Nos limites da (des)obediência

Os 26 jovens, entre os 17 e os 28 anos, detidos numa recente ação de protesto junto ao aeroporto de Lisboa recolocam a necessidade de responder à pergunta formulada por Henry David Thoreau em 1849: estarão os cidadãos obrigados a abdicar da sua consciência perante leis e atos de governo que violam direitos humanos fundamentais? Thoreau tinha-se recusado a pagar impostos como forma de protesto contra a escravatura nos EUA. Por isso foi encarcerado em 1846. O título original do ensaio onde Thoreau pensou essa experiência intitulava-se Resistência ao Governo Civil, mas as edições póstumas imortalizaram as suas ideias sob a designação de "desobediência civil". Os 26 jovens, acusados de "desobediência qualificada", nessa ação promovida pelo movimento cívico Climáximo (centrado na luta contra as alterações climáticas), recusaram ficar pelo julgamento sumário. Fizeram bem. Isso permitirá uma apreciação substantiva da sua causa nos tribunais, ultrapassando o filtro amnésico da voragem dos dias.

O que é que está em causa no protesto desses jovens? A acusação de que as políticas públicas em Portugal (e a nível global) não estão a fazer o suficiente para combater a escalada de impactos negativos que as alterações climáticas já estão a provocar. Uma demonstração parcial disso encontra-se no privilégio conferido ao transporte aéreo (que se estima ter contribuído em 6% para as emissões de gases de efeito estufa em 2019). Na verdade, em toda a UE as companhias aéreas continuam a não pagar impostos sobre o combustível e não precisaram da "bazuca" europeia para serem resgatadas pelos Estados, com custos pesados para o erário público. No caso português, a teimosia em construir um novo aeroporto em contraciclo, e violando regras básicas de proteção ambiental e de segurança aérea, torna o quadro ainda mais sombrio. Por outro lado, basta olhar para o desprezo a que a ferrovia - o menos poluente dos modos de transporte - tem sido votada, para perceber que o protesto não carece de fundamento. Em acréscimo, hoje, a cidade do Porto será testemunha da hipocrisia institucional face às alterações climáticas. A deslocação de 16 500 fãs de dois clubes ingleses que cá vêm disputar uma final do futebol europeu, além de ser uma agressão ambiental e um risco sanitário, é uma atitude de subserviência que nos envergonha (Londres recusou o jogo dos seus dois clubes devido à pandemia!). Por outro lado, apesar de toda retórica do Pacto Ecológico Europeu, os pequenos gestos traem a falta de sinceridade dos compromissos. Como se compreende que o Parlamento Europeu continue a fazer 12 viagens anuais, de armas e bagagens, entre Bruxelas e Estrasburgo, com todos os custos ambientais e económicos a que tal nomadismo irracional obriga?

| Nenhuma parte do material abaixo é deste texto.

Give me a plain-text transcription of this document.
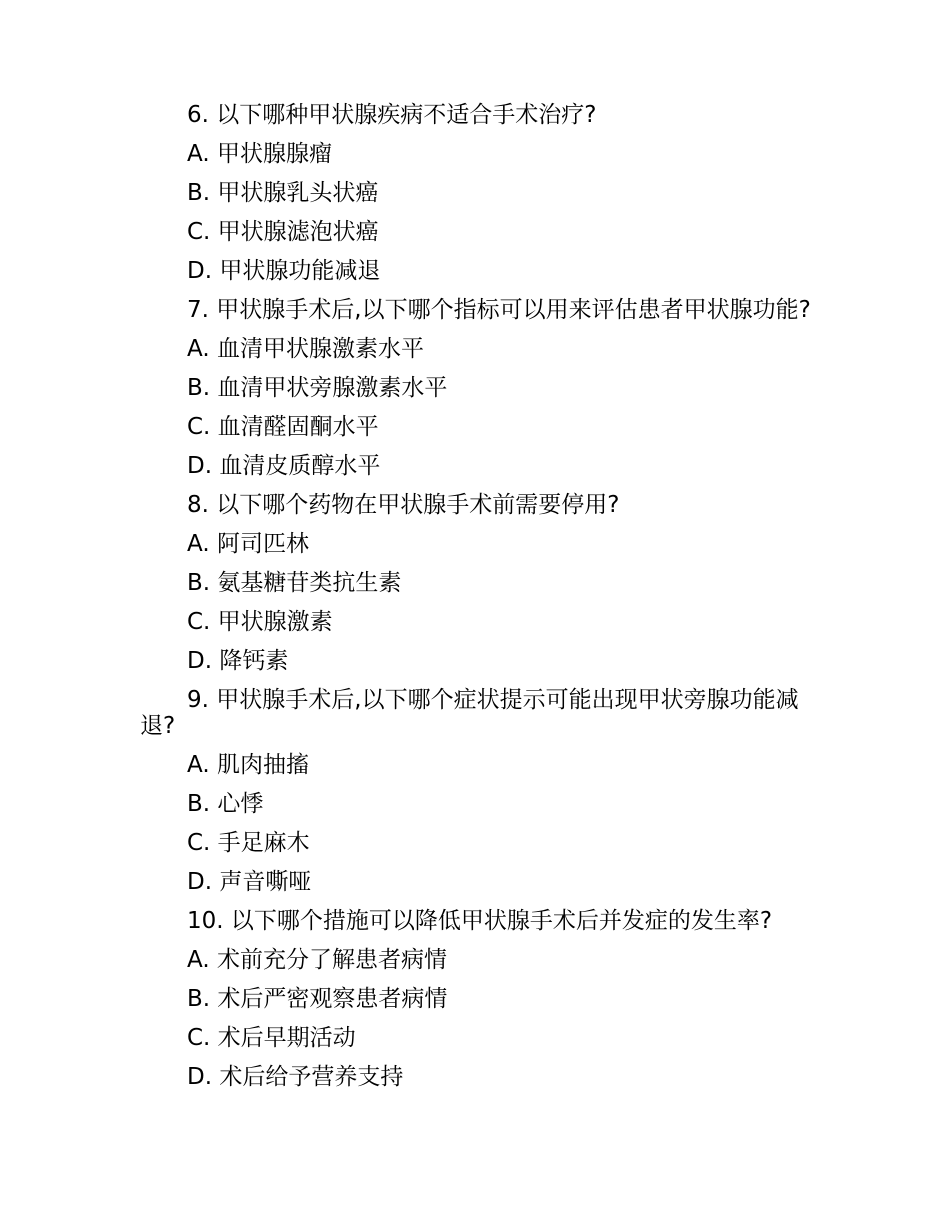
6. 以下哪种甲状腺疾病不适合手术治疗?
A. 甲状腺腺瘤
B. 甲状腺乳头状癌
C. 甲状腺滤泡状癌
D. 甲状腺功能减退
7. 甲状腺手术后,以下哪个指标可以用来评估患者甲状腺功能?
A. 血清甲状腺激素水平
B. 血清甲状旁腺激素水平
C. 血清醛固酮水平
D. 血清皮质醇水平
8. 以下哪个药物在甲状腺手术前需要停用?
A. 阿司匹林
B. 氨基糖苷类抗生素
C. 甲状腺激素
D. 降钙素
9. 甲状腺手术后,以下哪个症状提示可能出现甲状旁腺功能减退?
A. 肌肉抽搐
B. 心悸
C. 手足麻木
D. 声音嘶哑
10. 以下哪个措施可以降低甲状腺手术后并发症的发生率?
A. 术前充分了解患者病情
B. 术后严密观察患者病情
C. 术后早期活动
D. 术后给予营养支持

Há semanas, Faith Birol, o diretor da oficialíssima Agência Internacional de Energia, alertava para o facto de que só neste ano o aumento da procura de carvão cresceu mais de 60%, esmagando os ganhos das energias renováveis. As emissões de gases de efeito estufa no final do ano aumentarão em 1,5 mil milhões de toneladas, roçando os valores pré-pandémicos de 2019.

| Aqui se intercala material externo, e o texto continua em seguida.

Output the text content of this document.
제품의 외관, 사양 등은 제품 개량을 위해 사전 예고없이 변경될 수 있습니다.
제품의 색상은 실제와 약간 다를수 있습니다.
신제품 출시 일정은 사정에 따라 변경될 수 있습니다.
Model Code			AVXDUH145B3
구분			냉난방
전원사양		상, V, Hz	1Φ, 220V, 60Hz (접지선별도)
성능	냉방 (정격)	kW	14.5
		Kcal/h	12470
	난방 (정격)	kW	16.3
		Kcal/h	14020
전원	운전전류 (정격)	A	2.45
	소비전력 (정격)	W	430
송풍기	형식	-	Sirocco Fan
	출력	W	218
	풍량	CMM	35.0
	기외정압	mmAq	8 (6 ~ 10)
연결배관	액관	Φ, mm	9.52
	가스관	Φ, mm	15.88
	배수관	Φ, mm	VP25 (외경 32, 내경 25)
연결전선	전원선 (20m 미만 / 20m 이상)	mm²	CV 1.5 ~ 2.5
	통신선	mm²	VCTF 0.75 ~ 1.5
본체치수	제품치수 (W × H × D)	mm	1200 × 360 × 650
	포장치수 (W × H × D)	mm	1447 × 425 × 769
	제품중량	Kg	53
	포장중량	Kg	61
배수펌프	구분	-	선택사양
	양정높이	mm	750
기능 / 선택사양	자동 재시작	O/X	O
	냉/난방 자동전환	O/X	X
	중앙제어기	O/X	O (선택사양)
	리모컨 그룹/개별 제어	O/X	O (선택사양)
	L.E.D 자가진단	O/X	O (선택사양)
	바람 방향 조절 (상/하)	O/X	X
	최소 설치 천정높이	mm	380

O regresso à "normalidade", por este caminho, acentuará o princípio de destruição mútua assegurada que comanda o capitalismo carbónico dominante. Quando os 26 jovens responderem pelo seu gesto em defesa do direito à vida, para si e para as gerações futuras, perceberemos que os verdadeiros criminosos não são aqueles que se sentam no banco dos réus.